Consumer

Why 2023 Was AI Video’s Breakout Year, and What to Expect in 2024

Justine Moore Posted January 31, 2024

This post has been adapted from a thread from a16z Partner Justine Moore on X. Follow Justine on X for more analysis and observations.

 

2023 was a breakout year for AI video. At the start of the year, no public text-to-video models existed. Just 12 months later, dozens of video generation products are in active use, with millions of users worldwide creating short clips from text or image prompts. 

These products are still relatively limited — most generate 3 to 4 second videos, the outputs tend to be mixed in quality, and things like character consistency have yet to be cracked. We’re still far from being able to create a Pixar-level short film with a single text prompt (or even multiple prompts!). 

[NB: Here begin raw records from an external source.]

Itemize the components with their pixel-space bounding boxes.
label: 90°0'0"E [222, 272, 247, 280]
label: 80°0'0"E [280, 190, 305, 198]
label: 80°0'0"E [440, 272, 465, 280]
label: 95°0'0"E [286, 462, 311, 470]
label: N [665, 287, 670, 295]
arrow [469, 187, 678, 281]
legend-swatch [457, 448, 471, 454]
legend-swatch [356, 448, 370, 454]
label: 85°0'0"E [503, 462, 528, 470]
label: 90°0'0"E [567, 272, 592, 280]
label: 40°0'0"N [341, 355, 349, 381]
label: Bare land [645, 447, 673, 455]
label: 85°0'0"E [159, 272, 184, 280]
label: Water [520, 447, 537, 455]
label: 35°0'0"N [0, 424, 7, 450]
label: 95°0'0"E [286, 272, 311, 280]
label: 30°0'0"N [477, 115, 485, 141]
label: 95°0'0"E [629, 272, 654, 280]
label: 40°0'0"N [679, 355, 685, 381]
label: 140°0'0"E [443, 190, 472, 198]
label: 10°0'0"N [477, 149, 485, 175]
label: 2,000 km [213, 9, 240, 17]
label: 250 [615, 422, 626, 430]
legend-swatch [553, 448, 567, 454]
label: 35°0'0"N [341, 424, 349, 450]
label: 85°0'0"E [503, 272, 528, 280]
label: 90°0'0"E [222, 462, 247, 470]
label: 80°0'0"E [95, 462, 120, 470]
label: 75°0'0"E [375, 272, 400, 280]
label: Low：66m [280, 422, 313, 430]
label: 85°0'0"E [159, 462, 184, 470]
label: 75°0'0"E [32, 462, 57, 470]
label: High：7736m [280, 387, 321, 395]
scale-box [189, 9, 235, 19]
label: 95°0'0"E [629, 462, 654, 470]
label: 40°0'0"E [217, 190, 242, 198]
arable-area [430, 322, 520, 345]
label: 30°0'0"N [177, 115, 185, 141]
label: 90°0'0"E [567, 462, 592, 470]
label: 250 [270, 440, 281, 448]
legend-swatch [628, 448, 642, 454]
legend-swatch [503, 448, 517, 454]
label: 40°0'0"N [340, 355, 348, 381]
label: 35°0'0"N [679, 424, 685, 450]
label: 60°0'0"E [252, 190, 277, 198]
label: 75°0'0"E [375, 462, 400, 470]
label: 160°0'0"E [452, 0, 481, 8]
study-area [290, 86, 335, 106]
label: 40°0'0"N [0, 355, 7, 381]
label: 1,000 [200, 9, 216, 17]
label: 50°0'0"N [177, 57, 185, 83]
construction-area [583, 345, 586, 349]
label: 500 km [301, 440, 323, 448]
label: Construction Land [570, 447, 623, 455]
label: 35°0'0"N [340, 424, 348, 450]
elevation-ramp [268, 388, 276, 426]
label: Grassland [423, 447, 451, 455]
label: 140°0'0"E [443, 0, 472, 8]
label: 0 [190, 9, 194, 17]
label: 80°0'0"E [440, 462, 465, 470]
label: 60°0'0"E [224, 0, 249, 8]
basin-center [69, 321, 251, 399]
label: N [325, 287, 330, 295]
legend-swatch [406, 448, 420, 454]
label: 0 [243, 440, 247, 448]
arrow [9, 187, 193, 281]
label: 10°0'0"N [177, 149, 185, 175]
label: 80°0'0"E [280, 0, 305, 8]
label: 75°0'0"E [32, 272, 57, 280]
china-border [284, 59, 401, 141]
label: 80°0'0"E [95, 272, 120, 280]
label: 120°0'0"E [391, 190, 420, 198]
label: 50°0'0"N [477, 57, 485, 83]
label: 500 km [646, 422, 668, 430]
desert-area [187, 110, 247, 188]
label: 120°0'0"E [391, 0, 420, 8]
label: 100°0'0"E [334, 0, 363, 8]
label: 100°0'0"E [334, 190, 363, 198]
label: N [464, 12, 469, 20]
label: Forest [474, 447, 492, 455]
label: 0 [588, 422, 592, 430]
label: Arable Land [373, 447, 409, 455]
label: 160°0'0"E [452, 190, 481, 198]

However, the progress we’ve seen in video generation over the past year suggests that we’re in the early innings of a massive transformation — similar to what we saw in image generation. We’re seeing continued improvements in text-to-video models, as well as offshoots like image-to-video and video-to-video gaining steam.

To help understand this explosion in innovation, we’ve tracked the biggest developments so far, companies to keep an eye on, and the remaining underlying questions in this space.

Where can you generate AI video today?

Products

We have been tracking 21 public products so far this year. While you’ve likely heard of Runway, Pika, Genmo, and Stable Video Diffusion, there’s a long list of others to discover.

Most of these products come from startups — many of which begin with Discord bots, which have a few advantages:

  • You don’t need to build your own consumer-facing interface, and can focus exclusively on model quality
  • You can tap into Discord’s base of 150 million monthly active users for distribution — especially if you get featured on the platform’s “Discover” page
  • Public channels provide an easy way for new users to get inspiration on what to create (by seeing what others generate) and provide social proof for the product

However, we’re starting to see more video products build their own websites or even mobile apps, especially as they mature. While Discord provides a good launchpad, it’s limited in terms of the workflow you can add on top of pure generation, and teams have very little control over the consumer experience. It’s also worth noting that there’s a large percentage of the population who don’t use Discord and may find the interface confusing or don’t return to it frequently.

Research and Big Tech

Where are Google, Meta, and others? They’re conspicuously missing from the list of public products — though you may have seen their splashy posts announcing models like Meta’s Emu Video, Google’s VideoPoet and Lumiere, and ByteDance’s MagicVideo.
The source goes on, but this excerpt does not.